La société SODIGAZ qui occupe 62% du marché est-elle indexée? Des griefs sont faits à SODIGAZ selon toujours Justin Yéhoun, les revendeurs reprochent de collecter les bouteilles vides et d’encaisser l’argent et ce n’est qu’après des jours que des bouteilles pleines sont livrées.

« Il y a un temps mis entre la collecte des bouteilles et la livraison des bouteilles remplies. C’est là que se trouve le problème. En plus, SODIGAZ a des boutiques témoins qui sont priorisées lors des livraisons par rapport aux revendeurs, ce qui est une mauvaise concurrence».

Des mesures ont été prises à cet effet pour assainir le circuit de distribution.

En ce qui concerne SODIGAZ, il lui est interdit jusqu’à nouvel ordre son système de collecte des bouteilles vides, déclare le ministre Hyppolite Dah. Il est exigé le traitement équitable dans l’approvisionnement et le respect des règles en matière de facturation.

Quant aux revendeurs, le respect absolu des prix fixés, la prise de toutes dispositions pour éviter d’approvisionner le marché informel et la soumission au service  de contrôles du MICA doivent être de mise.

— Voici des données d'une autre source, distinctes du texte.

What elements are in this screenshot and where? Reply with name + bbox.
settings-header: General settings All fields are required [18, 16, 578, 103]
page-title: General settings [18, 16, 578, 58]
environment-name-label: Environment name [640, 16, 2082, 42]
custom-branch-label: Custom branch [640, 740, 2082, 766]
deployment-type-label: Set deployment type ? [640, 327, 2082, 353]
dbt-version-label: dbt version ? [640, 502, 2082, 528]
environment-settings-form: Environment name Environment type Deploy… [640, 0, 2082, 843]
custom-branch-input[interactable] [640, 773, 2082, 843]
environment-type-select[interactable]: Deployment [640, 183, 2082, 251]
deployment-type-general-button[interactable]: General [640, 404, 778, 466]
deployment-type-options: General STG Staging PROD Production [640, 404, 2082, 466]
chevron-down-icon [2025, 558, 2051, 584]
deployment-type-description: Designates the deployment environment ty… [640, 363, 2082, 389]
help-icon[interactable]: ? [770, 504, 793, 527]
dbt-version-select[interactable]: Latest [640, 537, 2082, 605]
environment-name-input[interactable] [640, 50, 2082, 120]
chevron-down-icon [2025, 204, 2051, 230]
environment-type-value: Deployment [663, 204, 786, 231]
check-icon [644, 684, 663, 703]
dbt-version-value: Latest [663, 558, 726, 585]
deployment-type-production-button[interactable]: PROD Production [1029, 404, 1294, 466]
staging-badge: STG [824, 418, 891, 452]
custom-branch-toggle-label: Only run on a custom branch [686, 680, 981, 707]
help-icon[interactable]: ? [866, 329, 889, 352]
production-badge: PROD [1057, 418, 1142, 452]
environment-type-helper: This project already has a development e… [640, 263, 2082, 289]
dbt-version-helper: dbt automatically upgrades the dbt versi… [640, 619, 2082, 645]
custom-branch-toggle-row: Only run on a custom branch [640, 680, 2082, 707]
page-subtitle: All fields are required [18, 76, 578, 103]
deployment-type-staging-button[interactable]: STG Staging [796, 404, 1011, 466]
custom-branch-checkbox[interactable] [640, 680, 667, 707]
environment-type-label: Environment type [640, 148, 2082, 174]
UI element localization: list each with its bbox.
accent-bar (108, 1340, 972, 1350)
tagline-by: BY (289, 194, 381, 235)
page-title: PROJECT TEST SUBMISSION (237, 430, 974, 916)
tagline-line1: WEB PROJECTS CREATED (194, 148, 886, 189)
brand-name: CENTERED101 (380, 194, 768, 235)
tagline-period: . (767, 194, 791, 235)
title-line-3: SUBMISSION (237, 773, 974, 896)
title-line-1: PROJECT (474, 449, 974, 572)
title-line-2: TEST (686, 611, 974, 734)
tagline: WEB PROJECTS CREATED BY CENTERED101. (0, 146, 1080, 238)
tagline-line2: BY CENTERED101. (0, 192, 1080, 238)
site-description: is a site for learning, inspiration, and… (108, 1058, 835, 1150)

Pour renforcer ces acquis, dit le ministre, Hyppolite Dah, «des mesures à court et moyen termes sont envisagées », notamment « l’ouverture d’un centre emplisseur, l’ouverture au secteur privé de la construction de centres emplisseurs, le traitement de l’ensemble des marketers sur une base équitable, le respect du délai de remboursement de la subvention à la SONBHY par l’Etat »,  entre autres.

Concernant la baisse des prix du carburant, le ministre a indiqué que la lettre de la CCVC a été bien reçue et sera remise à qui de droit.

Reveline SOME

Burkina24

Il y a 1 commentaire

  1. Bonjour,

    La question du gaz est au dela de la SONABHY, mais les gens accusent inutilement cette organization. Le veritable probleme, c’est l’usage des gaz comme carburant par les chauffeurs de taxi et certains proprietaries de vehicules grosses cylindrees. A Bobo par exemple, plus de 98% des taxis roulent avec des gaz au lieu de l’essence. Chacun d’entre eux circule avec deux bouteilles, don’t un secours au cas ou.

    Le phenomene gagnent d’autres villes et meme Ouagadougou. En plus de causer des dommages a l’environnement et a la sant? des populations, cette situation aggrave la penurie en reduisant a la fois la disponibilite des bouteilles et du gaz. Quand aux grosses, l’ampleur de phenomene n’est pas connue, mais ca reste quand meme important.

    C’est la ou le gouvernement doit prendre des mesures.